I have made my fair share of faux-pas when it comes to addressing people, in an academic setting. So, based on over a decade of experience living, working and surviving American academia, here are a few tips for you, to navigate this complicated landscape.
I’ll just focus on the seemingly innocuous topic of how to address your colleagues, who have a PhD.
My own faux-pas :
First things first: American academia is known for its informality. As someone who studied in the Indian educational system, where the professor or teacher is treated as god, I grew up with certain notions of what is appropriate or not. However, deep down, I always knew that the Indian system of overbearing formality and unnecessary deference was not right.
I rebelled, during my undergrad days and paid a price for it, in some instances. However, coming to the US for my Masters (after a few years of work in India and the Middle East) was a relief. People were a bit more relaxed here, and titles didn’t seem to matter as much, when it came to discussing idea.
Or at least I thought so. At face value, American academics are (generally) less hierarchical. This varies from institution to institution, but the rule of thumb holds true, by and large.
There are still a few things that can tick some people off : when someone resorts to informality or calling others by their first name, when they haven’t been given that permission.
However, given some recent developments (wrt how women are treated in the academy) etc.
There has been a focus on giving people the respect they deserve.

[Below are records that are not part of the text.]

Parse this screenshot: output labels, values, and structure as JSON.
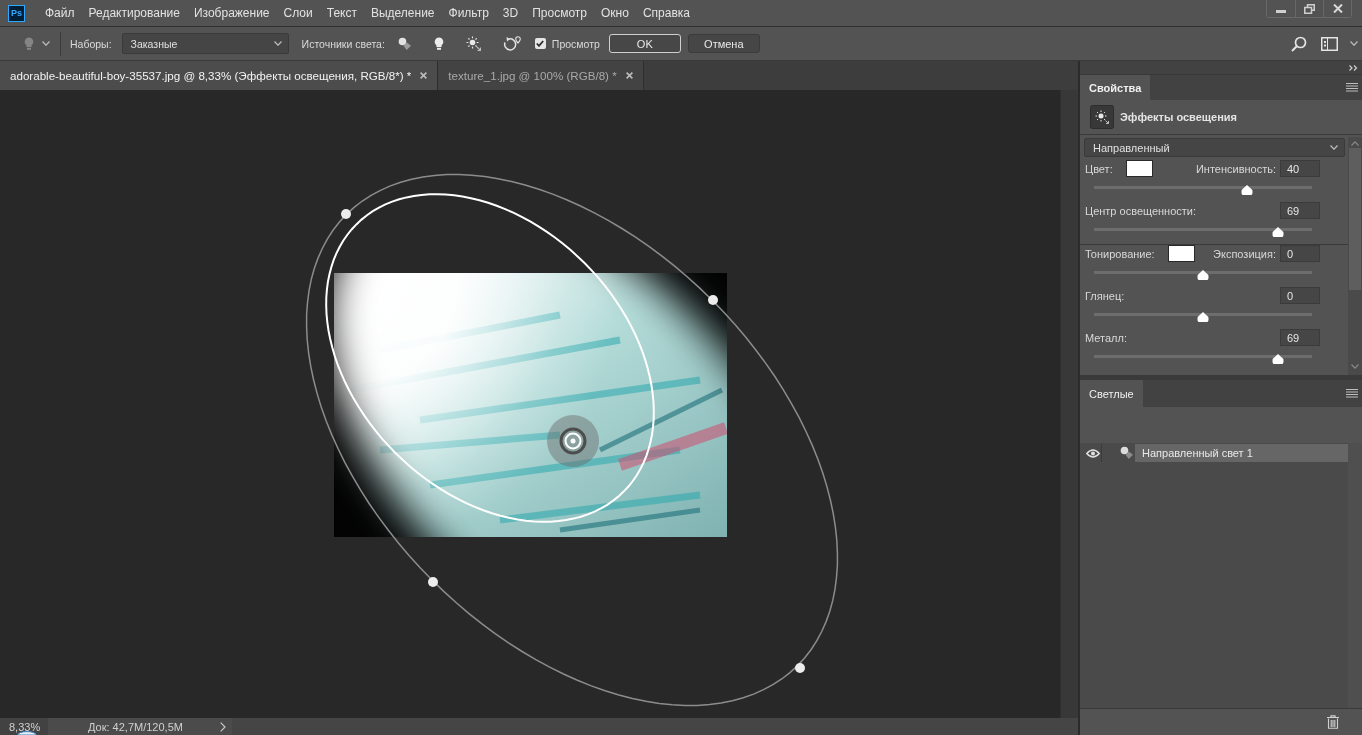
{
  "app": {
    "logo": "Ps"
  },
  "menu": [
    "Файл",
    "Редактирование",
    "Изображение",
    "Слои",
    "Текст",
    "Выделение",
    "Фильтр",
    "3D",
    "Просмотр",
    "Окно",
    "Справка"
  ],
  "options_bar": {
    "presets_label": "Наборы:",
    "presets": {
      "value": "Заказные"
    },
    "lights_label": "Источники света:",
    "preview": {
      "label": "Просмотр",
      "checked": true
    },
    "buttons": [
      {
        "label": "OK",
        "kind": "default"
      },
      {
        "label": "Отмена",
        "kind": "normal"
      }
    ]
  },
  "tabs": [
    {
      "label": "adorable-beautiful-boy-35537.jpg @ 8,33% (Эффекты освещения, RGB/8*) *",
      "selected": true
    },
    {
      "label": "texture_1.jpg @ 100% (RGB/8) *",
      "selected": false
    }
  ],
  "properties": {
    "tab": "Свойства",
    "title": "Эффекты освещения",
    "light_type": "Направленный",
    "sections": [
      {
        "rows": [
          {
            "kind": "color",
            "label": "Цвет:",
            "color": "#ffffff",
            "value_label": "Интенсивность:",
            "value": "40",
            "level": 0.7
          },
          {
            "kind": "plain",
            "label": "Центр освещенности:",
            "value": "69",
            "level": 0.845
          }
        ]
      },
      {
        "rows": [
          {
            "kind": "color",
            "label": "Тонирование:",
            "color": "#ffffff",
            "value_label": "Экспозиция:",
            "value": "0",
            "level": 0.5
          },
          {
            "kind": "plain",
            "label": "Глянец:",
            "value": "0",
            "level": 0.5
          },
          {
            "kind": "plain",
            "label": "Металл:",
            "value": "69",
            "level": 0.845
          }
        ]
      }
    ]
  },
  "lights": {
    "tab": "Светлые",
    "items": [
      {
        "label": "Направленный свет 1",
        "visible": true,
        "selected": true
      }
    ]
  },
  "status_bar": {
    "zoom": "8,33%",
    "doc": "Док: 42,7M/120,5M"
  }
}
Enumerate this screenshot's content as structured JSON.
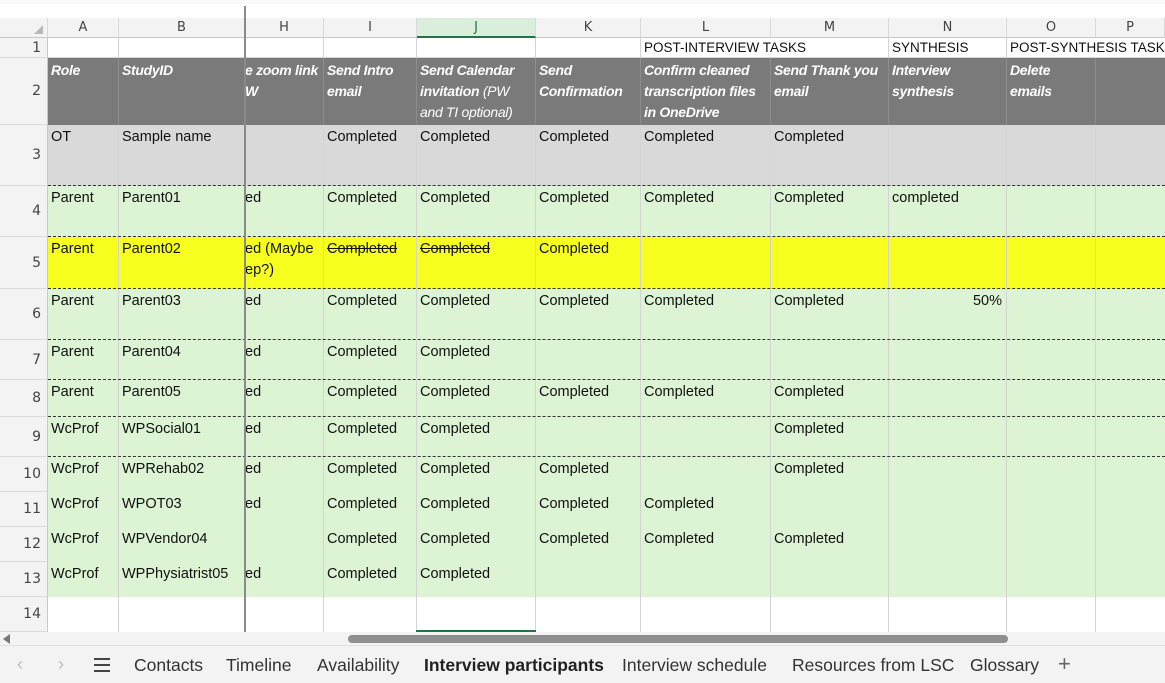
{
  "columns": [
    "A",
    "B",
    "H",
    "I",
    "J",
    "K",
    "L",
    "M",
    "N",
    "O",
    "P"
  ],
  "row_numbers": [
    "1",
    "2",
    "3",
    "4",
    "5",
    "6",
    "7",
    "8",
    "9",
    "10",
    "11",
    "12",
    "13",
    "14"
  ],
  "row1": {
    "L": "POST-INTERVIEW TASKS",
    "N": "SYNTHESIS",
    "O": "POST-SYNTHESIS TASKS"
  },
  "headers": {
    "A": "Role",
    "B": "StudyID",
    "H": "e zoom link W",
    "I": "Send Intro email",
    "J_main": "Send Calendar invitation",
    "J_sub": " (PW and TI optional)",
    "K": "Send Confirmation",
    "L": "Confirm cleaned transcription files in OneDrive",
    "M": "Send Thank you email",
    "N": "Interview synthesis",
    "O": "Delete emails"
  },
  "rows": [
    {
      "A": "OT",
      "B": "Sample name",
      "H": "",
      "I": "Completed",
      "J": "Completed",
      "K": "Completed",
      "L": "Completed",
      "M": "Completed",
      "N": "",
      "O": ""
    },
    {
      "A": "Parent",
      "B": "Parent01",
      "H": "ed",
      "I": "Completed",
      "J": "Completed",
      "K": "Completed",
      "L": "Completed",
      "M": "Completed",
      "N": "completed",
      "O": ""
    },
    {
      "A": "Parent",
      "B": "Parent02",
      "H": "ed (Maybe ep?)",
      "I": "Completed",
      "J": "Completed",
      "K": "Completed",
      "L": "",
      "M": "",
      "N": "",
      "O": ""
    },
    {
      "A": "Parent",
      "B": "Parent03",
      "H": "ed",
      "I": "Completed",
      "J": "Completed",
      "K": "Completed",
      "L": "Completed",
      "M": "Completed",
      "N": "50%",
      "O": ""
    },
    {
      "A": "Parent",
      "B": "Parent04",
      "H": "ed",
      "I": "Completed",
      "J": "Completed",
      "K": "",
      "L": "",
      "M": "",
      "N": "",
      "O": ""
    },
    {
      "A": "Parent",
      "B": "Parent05",
      "H": "ed",
      "I": "Completed",
      "J": "Completed",
      "K": "Completed",
      "L": "Completed",
      "M": "Completed",
      "N": "",
      "O": ""
    },
    {
      "A": "WcProf",
      "B": "WPSocial01",
      "H": "ed",
      "I": "Completed",
      "J": "Completed",
      "K": "",
      "L": "",
      "M": "Completed",
      "N": "",
      "O": ""
    },
    {
      "A": "WcProf",
      "B": "WPRehab02",
      "H": "ed",
      "I": "Completed",
      "J": "Completed",
      "K": "Completed",
      "L": "",
      "M": "Completed",
      "N": "",
      "O": ""
    },
    {
      "A": "WcProf",
      "B": "WPOT03",
      "H": "ed",
      "I": "Completed",
      "J": "Completed",
      "K": "Completed",
      "L": "Completed",
      "M": "",
      "N": "",
      "O": ""
    },
    {
      "A": "WcProf",
      "B": "WPVendor04",
      "H": "",
      "I": "Completed",
      "J": "Completed",
      "K": "Completed",
      "L": "Completed",
      "M": "Completed",
      "N": "",
      "O": ""
    },
    {
      "A": "WcProf",
      "B": "WPPhysiatrist05",
      "H": "ed",
      "I": "Completed",
      "J": "Completed",
      "K": "",
      "L": "",
      "M": "",
      "N": "",
      "O": ""
    }
  ],
  "colors": {
    "header_gray": "#7a7a7a",
    "sample_gray": "#d9d9d9",
    "light_green": "#dcf3d4",
    "yellow": "#f7ff1f",
    "selected_green": "#217346"
  },
  "tabs": [
    "Contacts",
    "Timeline",
    "Availability",
    "Interview participants",
    "Interview schedule",
    "Resources from LSC",
    "Glossary"
  ],
  "active_tab": "Interview participants",
  "icons": {
    "prev": "chevron-left-icon",
    "next": "chevron-right-icon",
    "menu": "hamburger-menu-icon",
    "add": "plus-icon"
  }
}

I am familiar with this debate and agree to that women and minorities are often not accorded the respect they deserve in some instances. As an example, see this OpEd in Wall Street Journal a few months back, that questioned the credentials of the first lady, since she is not a medical doctor. There is another article here, that explains why this OpEd is disrespectful. Give it a read.
Some tips for you to navigate your own institution:
- Read the room – see how people address others. If there is a rigid system of referring to each other as “Prof. so and so” or “Dr. so and so,” then, just follow that. In a few academic panels, it is funny to observe 5 or 6 professors calling each other professor X, Professor y and so on. But it is how it is, so get on with the program
- See how they sign their emails. Email signatures are an indicator. If someone signs off as “Dr. X”, then when you write to them, address them as “Dr. X,” unless you are personal friends. Not doing so can be considered rude
- How formal/ seriously do they take their titles : This is related to points above. I know of Deans and others, who sign off as “Dean X,” so the smart (and right thing to do) is to call them as such. Don’t try to be informal when they are not so informal with you.
- If in doubt, resort to more formality, not less. It is ok to keep calling someone Dr. So, and so, and wait for them to tell you take it easy, rather than the other way round…as my mother would say, it is better to be more formal (and over-dressed) in any situation than be under-dressed and less formal.
As for me, I am quite ok with you calling me by my first name, Sabith. But don’t assume everyone has already given you this permission.